- Interactive map of Shahpur Dam
- Country: Pakistan
- Location: Attock District, Punjab
- Coordinates: 33°37′N 72°41′E﻿ / ﻿33.617°N 72.683°E
- Status: In use
- Opening date: 1986
- Construction cost: PKR 36.5 million
- Owners: Small Dams Organization, Government of Punjab

Dam and spillways
- Type of dam: Concrete Gravity
- Height: 26 m (85 ft)
- Length: 93.26 m (306 ft)

Reservoir
- Total capacity: 17,620,000 m^{3} (14,285 acre⋅ft)

= Shahpur Dam =

Shahpur Dam is located in Attock District on Nandana River in Punjab, Pakistan.

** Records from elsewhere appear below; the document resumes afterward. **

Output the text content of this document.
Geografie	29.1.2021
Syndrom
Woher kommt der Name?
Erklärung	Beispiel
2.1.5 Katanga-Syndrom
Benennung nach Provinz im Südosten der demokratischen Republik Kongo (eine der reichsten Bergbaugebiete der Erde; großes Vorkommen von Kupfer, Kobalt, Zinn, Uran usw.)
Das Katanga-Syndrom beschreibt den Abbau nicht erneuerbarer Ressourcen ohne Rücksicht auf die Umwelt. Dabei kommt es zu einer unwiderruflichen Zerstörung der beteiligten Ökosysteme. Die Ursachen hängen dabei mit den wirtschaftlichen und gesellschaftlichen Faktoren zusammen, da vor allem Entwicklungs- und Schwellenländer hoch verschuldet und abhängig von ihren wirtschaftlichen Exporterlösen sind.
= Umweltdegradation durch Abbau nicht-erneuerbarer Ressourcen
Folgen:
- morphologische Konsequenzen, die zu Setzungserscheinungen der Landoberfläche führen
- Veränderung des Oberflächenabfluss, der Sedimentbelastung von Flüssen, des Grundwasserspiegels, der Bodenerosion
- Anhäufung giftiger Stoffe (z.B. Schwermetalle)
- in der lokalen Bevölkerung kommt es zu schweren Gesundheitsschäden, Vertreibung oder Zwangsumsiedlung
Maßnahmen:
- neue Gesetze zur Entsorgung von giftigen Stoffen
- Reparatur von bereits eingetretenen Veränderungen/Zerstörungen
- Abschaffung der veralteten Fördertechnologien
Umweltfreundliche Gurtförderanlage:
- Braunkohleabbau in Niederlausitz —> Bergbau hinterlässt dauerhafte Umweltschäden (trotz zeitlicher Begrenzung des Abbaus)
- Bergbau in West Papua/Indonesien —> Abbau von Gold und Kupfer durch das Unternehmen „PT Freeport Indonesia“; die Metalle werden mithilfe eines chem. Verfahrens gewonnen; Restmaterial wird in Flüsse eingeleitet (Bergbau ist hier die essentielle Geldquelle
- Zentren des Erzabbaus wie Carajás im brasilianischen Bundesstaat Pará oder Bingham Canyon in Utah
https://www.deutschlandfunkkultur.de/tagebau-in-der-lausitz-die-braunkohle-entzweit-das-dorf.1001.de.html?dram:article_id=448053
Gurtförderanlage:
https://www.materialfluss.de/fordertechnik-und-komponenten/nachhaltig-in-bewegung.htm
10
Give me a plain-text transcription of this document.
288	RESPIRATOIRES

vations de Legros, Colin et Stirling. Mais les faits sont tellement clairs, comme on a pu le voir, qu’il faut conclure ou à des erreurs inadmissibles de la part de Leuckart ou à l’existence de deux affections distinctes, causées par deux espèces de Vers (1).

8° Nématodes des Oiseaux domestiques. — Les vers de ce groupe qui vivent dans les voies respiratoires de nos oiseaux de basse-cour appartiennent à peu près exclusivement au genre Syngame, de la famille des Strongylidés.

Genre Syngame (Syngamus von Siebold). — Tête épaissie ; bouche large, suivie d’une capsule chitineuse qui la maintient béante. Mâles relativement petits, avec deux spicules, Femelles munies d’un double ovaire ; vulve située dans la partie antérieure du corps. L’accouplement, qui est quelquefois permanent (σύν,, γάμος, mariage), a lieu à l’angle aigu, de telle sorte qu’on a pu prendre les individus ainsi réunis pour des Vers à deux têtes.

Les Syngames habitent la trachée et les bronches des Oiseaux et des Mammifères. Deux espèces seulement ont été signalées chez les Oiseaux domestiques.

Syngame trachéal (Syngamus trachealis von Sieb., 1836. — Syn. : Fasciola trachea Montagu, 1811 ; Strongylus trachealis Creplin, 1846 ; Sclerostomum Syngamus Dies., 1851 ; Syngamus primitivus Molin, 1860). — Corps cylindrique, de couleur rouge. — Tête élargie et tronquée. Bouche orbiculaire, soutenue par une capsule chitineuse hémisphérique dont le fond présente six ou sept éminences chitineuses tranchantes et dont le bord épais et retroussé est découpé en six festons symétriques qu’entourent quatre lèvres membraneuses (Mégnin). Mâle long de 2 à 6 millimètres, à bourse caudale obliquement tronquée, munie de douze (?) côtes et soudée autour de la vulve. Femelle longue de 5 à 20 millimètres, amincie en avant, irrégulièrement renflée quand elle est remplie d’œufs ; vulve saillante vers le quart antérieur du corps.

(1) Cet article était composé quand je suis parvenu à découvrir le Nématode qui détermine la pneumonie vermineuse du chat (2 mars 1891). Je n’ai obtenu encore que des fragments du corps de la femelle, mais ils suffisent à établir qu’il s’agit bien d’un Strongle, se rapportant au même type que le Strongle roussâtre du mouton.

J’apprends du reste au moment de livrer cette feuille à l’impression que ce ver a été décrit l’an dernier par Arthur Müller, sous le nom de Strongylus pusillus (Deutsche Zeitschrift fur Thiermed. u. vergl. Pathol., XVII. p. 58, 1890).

The dam is 26 m high and has a storage capacity of 17620000 m3. With the recent development in the surroundings, the dam has now become a popular picnic spot for locals as well as for the people of nearby cities.

==Location==
The dam site is located in Fateh Jang Tehsil near Kala Chitta Range in Attock District, at around 45 km away from Islamabad and 8 km North of Fateh Jang. The dam was commissioned by Small Dams Organization, Government of Punjab in 1982 and was completed in 1986 at a cost of PKR 36.5 million.